African powers launched a new multinational military force to tackle Islamist militants in the Sahel today, which French President Emmanuel Macron told a regional summit should be fully operational by the autumn.

Some observers see the initiative of the G5 Sahel bloc - Mali, Mauritania, Burkina Faso, Niger and Chad - as forming the basis of an eventual exit strategy for around 4,000 French troops now deployed to the volatile region.
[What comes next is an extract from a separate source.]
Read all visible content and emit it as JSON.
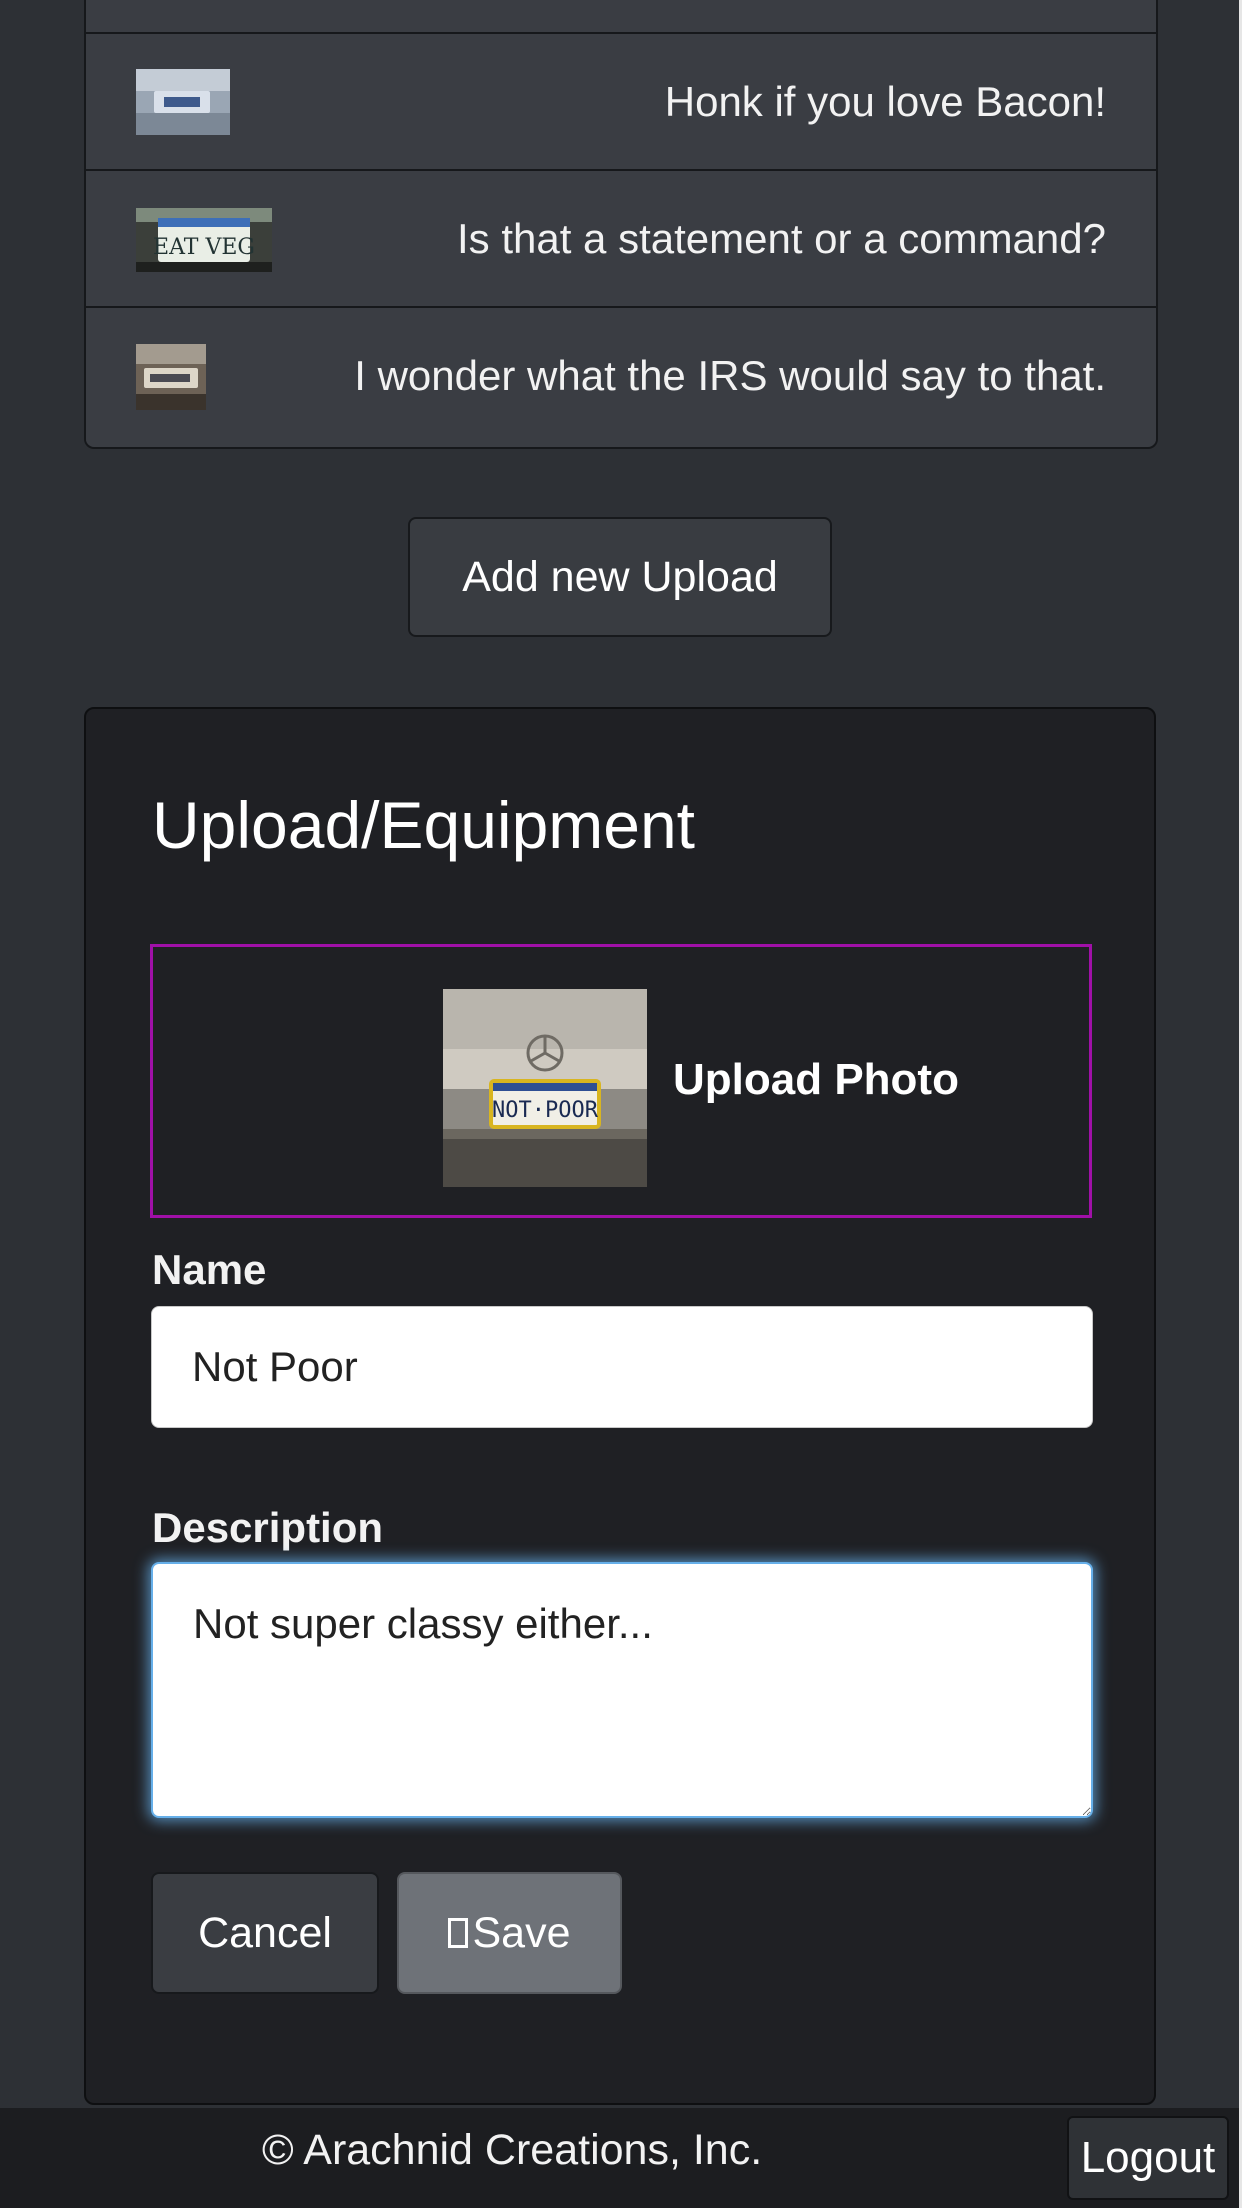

But Mr Macron said Paris had no plans to withdraw them.

Islamist militant groups, some with links to al-Qaeda, seized control of Mali's desert north in 2012.
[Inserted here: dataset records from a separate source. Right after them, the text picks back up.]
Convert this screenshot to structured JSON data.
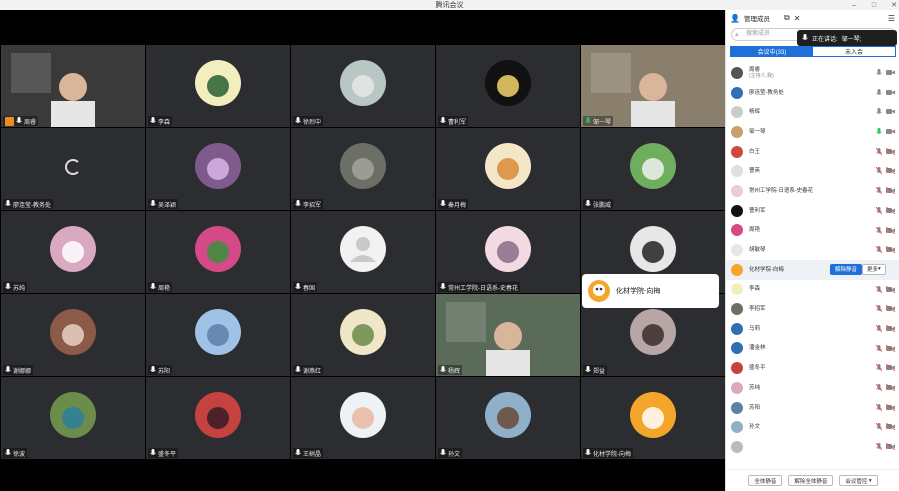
{
  "window": {
    "title": "腾讯会议"
  },
  "tiles": [
    {
      "name": "周睿",
      "kind": "video",
      "bg": "#3a3a3a",
      "host": true
    },
    {
      "name": "李森",
      "kind": "avatar",
      "color": "#f2eec0",
      "accent": "#2a5f2f"
    },
    {
      "name": "徐烈中",
      "kind": "avatar",
      "color": "#b9c7c4",
      "accent": "#e8e8e8"
    },
    {
      "name": "曹利军",
      "kind": "avatar",
      "color": "#111111",
      "accent": "#f4d36b"
    },
    {
      "name": "邹一琴",
      "kind": "video",
      "bg": "#8a7f6c",
      "active": true
    },
    {
      "name": "廖连莹-教务处",
      "kind": "spinner"
    },
    {
      "name": "吴泽颖",
      "kind": "avatar",
      "color": "#7f5a8d",
      "accent": "#d7b6e8"
    },
    {
      "name": "李招军",
      "kind": "avatar",
      "color": "#6c6f66",
      "accent": "#a4a59b"
    },
    {
      "name": "秦月梅",
      "kind": "avatar",
      "color": "#f3e7c8",
      "accent": "#d98b3a"
    },
    {
      "name": "张鹏威",
      "kind": "avatar",
      "color": "#6fae5c",
      "accent": "#f0f0f0"
    },
    {
      "name": "苏纯",
      "kind": "avatar",
      "color": "#d9a9c2",
      "accent": "#ffffff"
    },
    {
      "name": "周艳",
      "kind": "avatar",
      "color": "#d44a86",
      "accent": "#3b8f3d"
    },
    {
      "name": "春国",
      "kind": "default"
    },
    {
      "name": "常州工学院-日语系-史春花",
      "kind": "avatar",
      "color": "#f2d9e2",
      "accent": "#8a6b8a"
    },
    {
      "name": "",
      "kind": "avatar",
      "color": "#e7e7e7",
      "accent": "#222222"
    },
    {
      "name": "谢娜娜",
      "kind": "avatar",
      "color": "#8c5a48",
      "accent": "#e7d2c2"
    },
    {
      "name": "苏阳",
      "kind": "avatar",
      "color": "#9fc3e6",
      "accent": "#5f7ea8"
    },
    {
      "name": "谢燕红",
      "kind": "avatar",
      "color": "#f0e6c8",
      "accent": "#6b8b4a"
    },
    {
      "name": "杨辉",
      "kind": "video",
      "bg": "#5b6b5a"
    },
    {
      "name": "郑益",
      "kind": "avatar",
      "color": "#b8a6a6",
      "accent": "#3b2b2b"
    },
    {
      "name": "徐波",
      "kind": "avatar",
      "color": "#6b8c4a",
      "accent": "#2a7f9f"
    },
    {
      "name": "盛冬平",
      "kind": "avatar",
      "color": "#c4423f",
      "accent": "#3a1a26"
    },
    {
      "name": "王树晶",
      "kind": "avatar",
      "color": "#eef2f6",
      "accent": "#e8b9a0"
    },
    {
      "name": "孙文",
      "kind": "avatar",
      "color": "#8fb0c9",
      "accent": "#6a4a3a"
    },
    {
      "name": "化材学院-向梅",
      "kind": "avatar",
      "color": "#f4a62a",
      "accent": "#ffffff"
    }
  ],
  "popup": {
    "name": "化材学院-向梅"
  },
  "panel": {
    "header": "管理成员",
    "search_placeholder": "搜索成员",
    "speaking_prefix": "正在讲话:",
    "speaking_name": "邹一琴;",
    "tab_in": "会议中(33)",
    "tab_out": "未入会",
    "members": [
      {
        "name": "周睿",
        "sub": "(主持人,我)",
        "color": "#555555",
        "mic": "gray"
      },
      {
        "name": "廖连莹-教务处",
        "color": "#2f6fb5",
        "mic": "gray"
      },
      {
        "name": "杨辉",
        "color": "#cccccc",
        "mic": "gray"
      },
      {
        "name": "邹一琴",
        "color": "#c9a06a",
        "mic": "green"
      },
      {
        "name": "白王",
        "color": "#d04a3b",
        "mic": "muted"
      },
      {
        "name": "曹英",
        "color": "#e0e0e0",
        "mic": "muted"
      },
      {
        "name": "常州工学院-日语系-史春花",
        "color": "#f0c9d6",
        "mic": "muted"
      },
      {
        "name": "曹利军",
        "color": "#111111",
        "mic": "muted"
      },
      {
        "name": "周艳",
        "color": "#d44a86",
        "mic": "muted"
      },
      {
        "name": "胡敏琴",
        "color": "#e7e7e7",
        "mic": "muted"
      },
      {
        "name": "化材学院-向梅",
        "color": "#f4a62a",
        "mic": "muted",
        "selected": true
      },
      {
        "name": "李森",
        "color": "#f2eec0",
        "mic": "muted"
      },
      {
        "name": "李招军",
        "color": "#6c6f66",
        "mic": "muted"
      },
      {
        "name": "马莉",
        "color": "#2f6fb5",
        "mic": "muted"
      },
      {
        "name": "潘金林",
        "color": "#2f6fb5",
        "mic": "muted"
      },
      {
        "name": "盛冬平",
        "color": "#c4423f",
        "mic": "muted"
      },
      {
        "name": "苏纯",
        "color": "#d9a9c2",
        "mic": "muted"
      },
      {
        "name": "苏阳",
        "color": "#5f7ea8",
        "mic": "muted"
      },
      {
        "name": "孙文",
        "color": "#8fb0c9",
        "mic": "muted"
      },
      {
        "name": "",
        "color": "#bbbbbb",
        "mic": "muted"
      }
    ],
    "unmute_label": "解除静音",
    "more_label": "更多",
    "footer": {
      "mute_all": "全体静音",
      "unmute_all": "解除全体静音",
      "manage": "会议管控"
    }
  },
  "colors": {
    "accent": "#1e6fd9",
    "speaking_green": "#27c162",
    "muted_red": "#e04040"
  }
}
Though they were driven back a year later by a French-led military intervention, they continue to carry out attacks on UN peacekeepers, Malian soldiers and civilian targets in violence that has spilled across Mali's borders.

"Every day we must combat terrorists, thugs, murderers, whose names and faces we must forget, but whom we must steadfastly and with determination eradicate together," Mr Macron said at the summit in Mali's capital Bamako.

During the meeting, leaders of the G5 Sahel countries formally established the new force, which will operate in coordination with French troops and MINUSMA, Mali's struggling UN peacekeeping mission.

The countries of the G5 Sahel bloc began floating the idea of a regional force as early as 2015, but since taking office in May, Mr Macron has thrown Paris's weight behind the plan, including through a UN resolution last month.

"There is urgency because those we're confronting are not going to wait," said Mali's President Ibrahim Boubacar Keita. "It's also clear that France alone must not continue to bear the burden of this fight against terrorism."

Mr Macron said the force, which is expected to consist of around 5,000 troops, needed to be fully operational by this autumn.

But he played down speculation that he was seeking to reduce the burden on France's cross-border Barkhane Operation, saying in a meeting with Mali's French community following the summit that Paris would "remain engaged for as long as it takes".

Paris considers the Sahel area a breeding ground for militants and traffickers who pose a threat to Europe.

Late yesterday, JNIM, an al-Qaeda-linked group, released a video showing six Western hostages abducted in the region in recent years.

Among them was French citizen Sophie Ptronin, Mr Macron said France would "put all our energy towards eradicating" the kidnappers.